A basic requirement for a developer's blog is syntax highlighting, and one of the most recommended library for doing syntax highlighting in JavaScript is Highlight.js. However, Highlight's uncustomizable builds and large size make it difficult to work with on high-performing websites. Here's how I tamed the default Highlight.js build using Webpack's ContextReplacementPlugin, an approach which may generalize to other libraries.

Lots of modern libraries allow importing only certain modules, like RxJS (import 'rxjs/add/operator/map';) and Lodash (import merge from 'lodash/merge';). This can help keep bundle size down. However, Highlight.js and many libraries like it were written in an age before fleshed-out module systems and sophisticated bundlers. Though importing only the languages we need from Highlight isn't supported out of the box, Webpack can help us make a build that fits our needs.

First, here's a look at the size of the problem. By default, including Highlight.js on this website produces a build where Highlight is 66% of the total bundle - 683k minified. By comparison, React + ReactDOM minified are 148k. (This site uses Preact.)

Bundle size with Highlightjs before configuration

Key to this size issue is including every single language Highlight supports by default - over 150 of them. I won't ever embed snippets of many of the languages on this site (I don't even know them) and some are over 50k alone. Let's get rid of them.

Here's a starting point for using Highlight.js in a React component, before customizing the build.

import hljs from 'highlight.js';

export default class CodePost extends Component {
  componentDidMount() {
    document.querySelectorAll('code').forEach((block) => {
      hljs.highlightBlock(block);
    });
  }

  // ...
}

Now, rather than importing all of Highlight, let's just import a single language from the highlight.js/lib/languages folder.

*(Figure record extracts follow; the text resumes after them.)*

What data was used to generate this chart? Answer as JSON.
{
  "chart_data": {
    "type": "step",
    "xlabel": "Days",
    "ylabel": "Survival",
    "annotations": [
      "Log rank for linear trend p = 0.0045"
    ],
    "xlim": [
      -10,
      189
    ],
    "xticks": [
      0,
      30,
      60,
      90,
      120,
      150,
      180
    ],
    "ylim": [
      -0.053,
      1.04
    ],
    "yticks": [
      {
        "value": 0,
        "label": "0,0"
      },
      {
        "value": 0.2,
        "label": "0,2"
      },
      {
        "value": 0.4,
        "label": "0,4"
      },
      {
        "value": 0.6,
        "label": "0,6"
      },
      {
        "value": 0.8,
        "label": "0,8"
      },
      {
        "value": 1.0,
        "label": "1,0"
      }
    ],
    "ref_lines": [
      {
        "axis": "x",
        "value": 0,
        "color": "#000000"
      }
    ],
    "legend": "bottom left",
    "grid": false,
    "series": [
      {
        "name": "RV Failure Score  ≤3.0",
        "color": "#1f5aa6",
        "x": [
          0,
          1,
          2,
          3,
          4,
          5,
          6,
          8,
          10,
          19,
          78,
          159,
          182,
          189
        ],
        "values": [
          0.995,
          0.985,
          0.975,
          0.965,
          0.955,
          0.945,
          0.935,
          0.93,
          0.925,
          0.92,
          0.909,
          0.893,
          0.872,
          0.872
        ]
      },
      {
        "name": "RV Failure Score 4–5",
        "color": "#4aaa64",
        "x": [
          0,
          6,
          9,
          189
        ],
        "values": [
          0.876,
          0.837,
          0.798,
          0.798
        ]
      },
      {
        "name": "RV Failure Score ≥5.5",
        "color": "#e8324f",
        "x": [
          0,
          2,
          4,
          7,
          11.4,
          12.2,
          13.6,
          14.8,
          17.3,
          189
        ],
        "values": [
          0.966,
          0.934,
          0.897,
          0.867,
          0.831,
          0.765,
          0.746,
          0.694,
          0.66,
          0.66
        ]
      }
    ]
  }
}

import hljs from 'highlight.js/lib/highlight';
import javascript from 'highlight.js/lib/languages/javascript';

hljs.registerLanguage('javascript', javascript);

If you have some languages you want to whitelist, you can grab them all at once like this:

import hljs from 'highlight.js/lib/highlight';

['javascript', 'python', 'bash'].forEach((langName) => {
  // Using require() here because import() support hasn't landed in Webpack yet
  const langModule = require(`highlight.js/lib/languages/${langName}`);
  hljs.registerLanguage(langName, langModule);
});

At this point, only the languages you want are imported in your application - but all languages will still be present in the Webpack production bundle*. The final piece we need to drop them completely is Webpack's ContextReplacementPlugin, which intercepts requests for non-whitelisted modules, disallowing them from the build. Using the same list of whitelisted languages as an example, the following Webpack config file's plugins array will only allow those four languages to be required, and will replace requests to all other languages with an empty module.

module.exports = {
  ...
  plugins: [
    ...
    new webpack.ContextReplacementPlugin(
      /highlight\.js\/lib\/languages$/,
      new RegExp(`^./(${['javascript', 'python', 'bash'].join('|')})$`),
    ),
  ],
  ...
}

Here's the same site, with those Highlight.js configurations applied. We've eliminated almost 95% of the default bytes of Highlight.js, resulting in a version that's only 38.4k and supports all the languages we need!

highlight.js built size, after configuration

* Using Webpack 2, these non-imported languages may be eliminated automatically through tree shaking. I'll revisit this one Webpack 2 is released.